The new rulers of Afghanistan are pushing to unblock billions of dollars of Afghan central bank reserves abroad. The drought-stricken nation is facing a cash crunch, mass starvation and a new migration crisis, after the Taliban seized power in August.
“The money belongs to the Afghan nation. Just give us our own money,” Taliban finance ministry spokesman Ahmad Wali Haqmal told Reuters on Friday.
“Freezing this money is unethical and is against all international laws and values,” he added.
Haqmal said that Afghanistan would respect human rights, including the education of women, but within the framework of Islamic law, as he sought fresh funds on top of humanitarian aid that he said had offered only “small relief”.
A top central bank official has called on European countries, including Germany, to release their share of the reserves to avoid an economic collapse in Afghanistan that could trigger mass migration toward Europe.
“The situation is desperate and the amount of cash is dwindling,” Shah Mehrabi, a board member of the Afghan central bank said, warning, “Europe is going to be affected most severely if Afghanistan does not get access to this money.”
He added Afghanistan needed $150 million each month to “prevent imminent crisis”, noting that any transfer could be monitored by an auditor.
“If reserves remain frozen, Afghan importers will not be able to pay for their shipments, banks will start to collapse, food will be become scarce, grocery stores will be empty,” he stated.
According to Mehrabi, about $431 million of Afghan central bank reserves are held with German lender Commerzbank, and roughly $94 million with Germany’s Central Bank, the Bundesbank.

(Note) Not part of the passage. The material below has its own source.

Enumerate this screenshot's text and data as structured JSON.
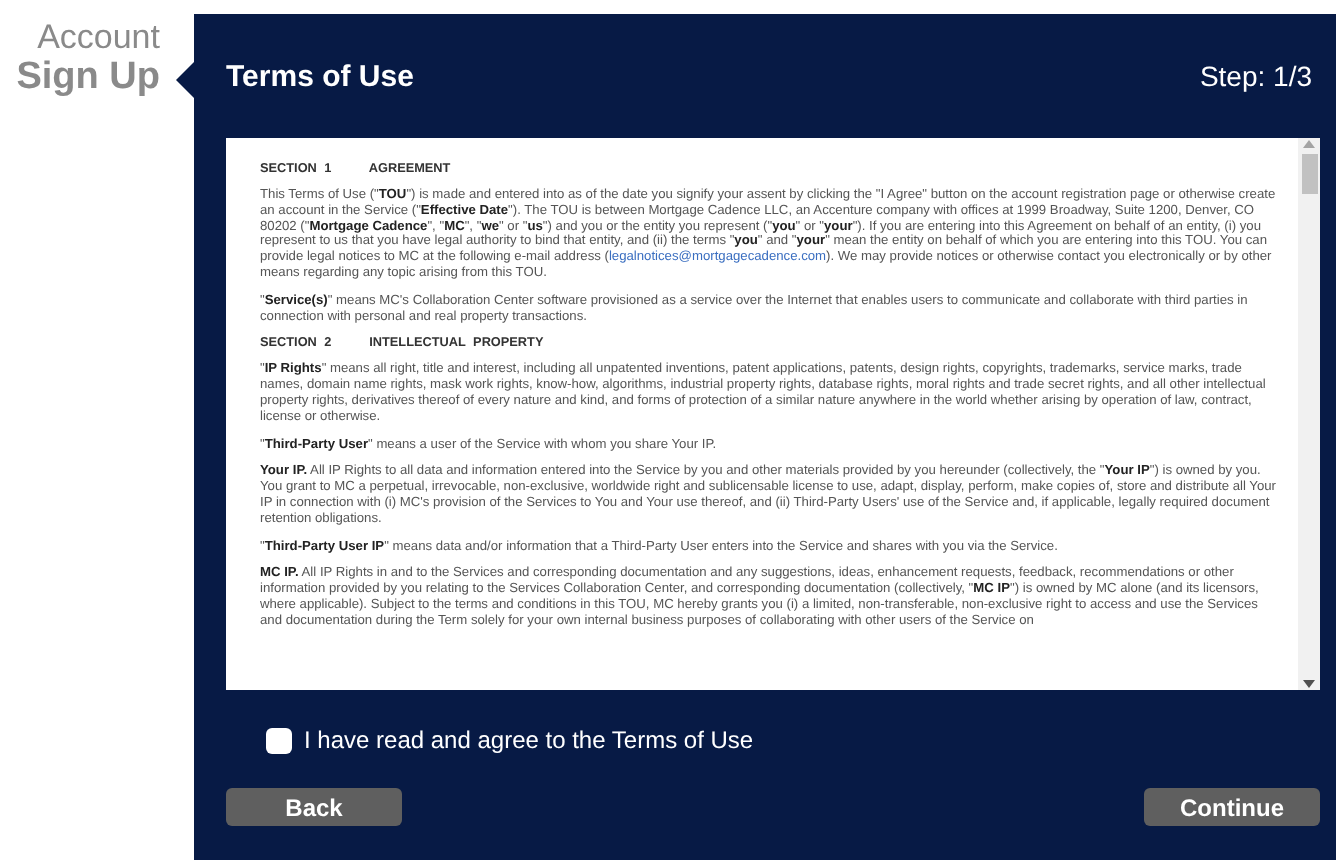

The Bank for International Settlements, an umbrella group for global central banks in Switzerland, holds a further approximately $660 million of Afghan reserves.
The Taliban are struggling to contain a deepening economic crisis. War-ravaged Afghanistan also needs urgent international action to support millions of people struggling with rising hunger and the collapse of services. The Taliban’s efforts to stabilize the situation have been undermined by international sanctions, as banks are running out of cash and civil servants are going unpaid.
The Taliban have already warned Western diplomats that insisting on sanctions as a means to pressure their governance could undermine security and trigger a wave of economic refugees.
Nearly $10 billion in Afghanistan’s national assets have been held by the US Federal Reserve since the Taliban laid siege to Kabul in August and overthrew a US-backed government. Deputy US Treasury Secretary Wally Adeyemo has ruled out any possibility of allowing the Taliban access to the reserves.
Under the previous government in Kabul, around 43 percent of the South Asian country’s GDP came from foreign aid, according to the World Bank. Ninety percent of the country’s population lives below the poverty line, with an income of less than $2 daily.
The Taliban took power in Afghanistan as the US was in the middle of a chaotic troop withdrawal from the country. The group announced the formation of a caretaker government in early September.
The Taliban previously ruled Afghanistan from 1996 to 2001, when the United States invaded the country on the pretext of fighting terrorism following the September 11 attacks in the US.